Diğer taraftan, 6763 Sayılı Kanun’un 44. maddesi ile 6100 sayılı HMK’ne eklenen Ek madde 1/2 gereğince, HMK’nin 341. maddesinde düzenlenen kesinlik sınırının uygulanmasında, hükmün verildiği tarihteki miktarın esas alınacağı öngörülmüştür.
Buna göre, asliye ticaret mahkemeleri yönünden kesinlik sınırı, ilk derece mahkemesine ait karar tarihi 02.12.2016 tarihinden önce ise 1.500,00-TL, 02.12.2016 tarihi ve sonrasında ise, (2017 takvim yılı başına kadar) 3.000,00-TL, 01.01.2017-31.12.2017 arasında 3.110,00- TL, 01.01.2018’den itibaren 3.560,00-TL, 01.01.2019 tarihinden itibaren ise 4.400,00 TL, 01.01.2020 tarihinden itibaren 5.390,00-TL, 01.01.2021 tarihinden itibaren 5.880,00-TL olarak uygulanacaktır.
Somut davada, ilk derece mahkemesi tarafından verilen kararın tarihi 28.06.2018’dir. Dava konusu edilen miktar; kira, kesin maliyet ve şerefiye bedeli için toplam 26.560,75 TL olup, mahkemece sadece kira ve faizi yönünden 105,00 TL üzerinden davanın kısmen kabulüne, diğer taleplerin reddine karar verilmiştir. Görüldüğü üzere, davada kabul edilen ve davalı tarafça istinafa getirilen bu miktar HMK’nin 341/2. maddesi gereğince karar tarihi itibariyle 3.560,00 -TL olan kesinlik sınırının altında kaldığından davalının istinaf yasa yoluna başvurma hakkı bulunmamaktadır.

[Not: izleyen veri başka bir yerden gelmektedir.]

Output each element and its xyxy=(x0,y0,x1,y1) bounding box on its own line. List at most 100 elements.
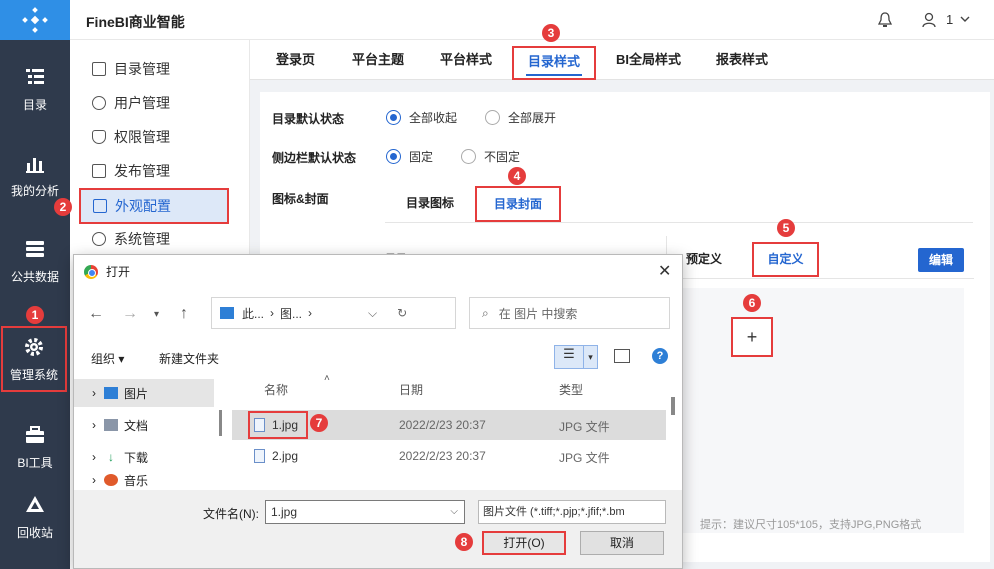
chevron-down-icon[interactable]: ⌵ xyxy=(450,501,458,523)
sidebar-item-appearance[interactable]: 外观配置 xyxy=(79,188,229,224)
radio-not-fixed[interactable]: 不固定 xyxy=(461,148,520,165)
nav-bi-tools[interactable]: BI工具 xyxy=(0,408,70,486)
breadcrumb-pictures[interactable]: 图... xyxy=(280,305,302,322)
app-title: FineBI商业智能 xyxy=(86,14,185,30)
up-arrow-icon[interactable]: ↑ xyxy=(180,305,188,323)
sidebar-item-system[interactable]: 系统管理 xyxy=(80,224,240,254)
column-name[interactable]: 名称 xyxy=(264,381,288,398)
scrollbar[interactable] xyxy=(219,410,222,436)
nav-recycle-bin[interactable]: 回收站 xyxy=(0,478,70,556)
sidebar-item-directory[interactable]: 目录管理 xyxy=(80,54,240,84)
subtab-directory-cover[interactable]: 目录封面 xyxy=(475,186,561,222)
filename-input[interactable]: 1.jpg ⌵ xyxy=(265,500,465,524)
user-name[interactable]: 1 xyxy=(946,12,953,27)
user-icon xyxy=(92,96,106,110)
add-cover-button[interactable]: + xyxy=(731,317,773,357)
view-toggle[interactable]: ☰ ▾ xyxy=(554,345,598,369)
radio-label: 全部展开 xyxy=(508,111,557,125)
tree-label: 音乐 xyxy=(124,473,149,488)
tab-platform-style[interactable]: 平台样式 xyxy=(440,40,492,80)
tab-login-page[interactable]: 登录页 xyxy=(276,40,315,80)
filetype-value: 图片文件 (*.tiff;*.pjp;*.jfif;*.bm xyxy=(483,506,625,518)
edit-button[interactable]: 编辑 xyxy=(918,248,964,272)
open-button[interactable]: 打开(O) xyxy=(482,531,566,555)
shield-icon xyxy=(92,130,106,144)
nav-directory[interactable]: 目录 xyxy=(0,50,70,128)
column-type[interactable]: 类型 xyxy=(559,381,583,398)
new-folder-button[interactable]: 新建文件夹 xyxy=(159,350,219,367)
nav-label: BI工具 xyxy=(17,455,53,470)
chevron-right-icon: › xyxy=(92,418,96,432)
close-icon[interactable]: ✕ xyxy=(658,261,671,281)
divider xyxy=(668,278,974,279)
tab-platform-theme[interactable]: 平台主题 xyxy=(352,40,404,80)
subtab-directory-icon[interactable]: 目录图标 xyxy=(398,187,462,221)
chevron-down-icon[interactable]: ⌵ xyxy=(368,306,377,321)
tree-item-pictures[interactable]: › 图片 xyxy=(74,379,214,407)
tab-report-style[interactable]: 报表样式 xyxy=(716,40,768,80)
file-type: JPG 文件 xyxy=(559,451,610,465)
publish-icon xyxy=(92,164,106,178)
chevron-right-icon: › xyxy=(92,473,96,487)
step-badge: 1 xyxy=(26,306,44,324)
dialog-title: 打开 xyxy=(106,265,131,279)
search-input[interactable]: ⌕ 在 图片 中搜索 xyxy=(469,297,670,329)
nav-management-system[interactable]: 管理系统 xyxy=(1,326,67,392)
sidebar-default-label: 侧边栏默认状态 xyxy=(272,151,357,165)
breadcrumb-this-pc[interactable]: 此... xyxy=(242,305,264,322)
preview-pane-icon[interactable] xyxy=(614,349,630,363)
step-badge: 4 xyxy=(508,167,526,185)
documents-folder-icon xyxy=(104,419,118,431)
recent-chevron-icon[interactable]: ▾ xyxy=(154,309,159,320)
chevron-down-icon[interactable] xyxy=(960,16,970,23)
tab-custom[interactable]: 自定义 xyxy=(752,242,819,277)
address-bar[interactable]: 此... › 图... › ⌵ ↻ xyxy=(211,297,456,329)
tree-item-music[interactable]: › 音乐 xyxy=(74,471,214,489)
step-badge: 3 xyxy=(542,24,560,42)
help-icon[interactable]: ? xyxy=(652,348,668,364)
sidebar-item-permissions[interactable]: 权限管理 xyxy=(80,122,240,152)
file-row[interactable]: 2.jpg 2022/2/23 20:37 JPG 文件 xyxy=(232,441,666,471)
file-row[interactable]: 1.jpg 2022/2/23 20:37 JPG 文件 xyxy=(232,410,666,440)
divider xyxy=(385,222,973,223)
sidebar-item-users[interactable]: 用户管理 xyxy=(80,88,240,118)
nav-label: 公共数据 xyxy=(10,269,59,284)
pictures-folder-icon xyxy=(104,387,118,399)
sidebar-item-label: 系统管理 xyxy=(114,231,170,247)
recycle-icon xyxy=(26,495,44,512)
chevron-right-icon: › xyxy=(92,450,96,464)
sidebar-item-label: 用户管理 xyxy=(114,95,170,111)
column-date[interactable]: 日期 xyxy=(399,381,423,398)
chevron-right-icon: › xyxy=(92,386,96,400)
forward-arrow-icon[interactable]: → xyxy=(122,305,138,323)
file-date: 2022/2/23 20:37 xyxy=(399,418,486,432)
user-icon[interactable] xyxy=(922,12,936,28)
file-open-dialog: 打开 ✕ ← → ▾ ↑ 此... › 图... › ⌵ ↻ ⌕ 在 图片 中搜索… xyxy=(73,254,683,569)
tab-predefined[interactable]: 预定义 xyxy=(686,250,722,267)
pictures-folder-icon xyxy=(220,307,234,319)
filetype-select[interactable]: 图片文件 (*.tiff;*.pjp;*.jfif;*.bm xyxy=(478,500,666,524)
tree-item-documents[interactable]: › 文档 xyxy=(74,411,214,439)
tree-item-downloads[interactable]: › ↓ 下载 xyxy=(74,443,214,471)
refresh-icon[interactable]: ↻ xyxy=(397,306,407,320)
tab-bi-global-style[interactable]: BI全局样式 xyxy=(616,40,681,80)
chevron-right-icon: › xyxy=(308,306,313,320)
nav-public-data[interactable]: 公共数据 xyxy=(0,222,70,300)
tab-directory-style[interactable]: 目录样式 xyxy=(512,46,597,80)
radio-expand-all[interactable]: 全部展开 xyxy=(485,109,556,126)
sidebar-item-label: 目录管理 xyxy=(114,61,170,77)
chrome-icon xyxy=(84,264,98,279)
music-folder-icon xyxy=(104,474,118,486)
file-name: 2.jpg xyxy=(272,449,299,463)
database-icon xyxy=(26,240,44,257)
back-arrow-icon[interactable]: ← xyxy=(88,305,104,323)
sidebar-item-publish[interactable]: 发布管理 xyxy=(80,156,240,186)
radio-collapse-all[interactable]: 全部收起 xyxy=(386,109,457,126)
finebi-logo-icon[interactable] xyxy=(0,0,70,40)
radio-fixed[interactable]: 固定 xyxy=(386,148,433,165)
organize-menu[interactable]: 组织 ▾ xyxy=(91,350,124,367)
cancel-button[interactable]: 取消 xyxy=(580,531,664,555)
bell-icon[interactable] xyxy=(878,12,892,28)
scrollbar[interactable] xyxy=(671,397,675,415)
nav-label: 回收站 xyxy=(16,525,53,540)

HMK’nin 346/1. maddesi uyarınca istinaf dilekçesi kanuni süre geçtikten sonra verilir veya kesin olan bir karara ilişkin olursa, kararı veren mahkeme istinaf dilekçesinin reddine karar verir. Ayrıca 352. maddenin 1. fıkrasının (b) bendinde kararın kesin olması halinde fıkra uyarınca mahkemece gerekli kararın verileceği belirtilmiştir. Öte yandan 360. madde gereğince de bu bölümde aksine hüküm bulunmayan hâllerde, ilk derece mahkemesinde uygulanan yargılama usulü, Bölge Adliye Mahkemesi’nde de uygulanacaktır.
Bu nedenle davalı vekilinin istinaf dilekçesinin reddine karar vermek gerekmiştir.
2-Davacı vekilinin istinaf istemi yönünden;
Dava, kooperatif üyeliğine bağlı yükümlülüklerin tahsili için başlatılan icra takibine vaki itirazın iptali istemine ilişkindir.
Dosya kapsamından; davacı kooperatifçe üyelerine tahsis ve teslim edilecek iki blok halinde taşınmazların yapımının devam ettiği, davalıya ait dairenin teslim edildiği anlaşılmıştır.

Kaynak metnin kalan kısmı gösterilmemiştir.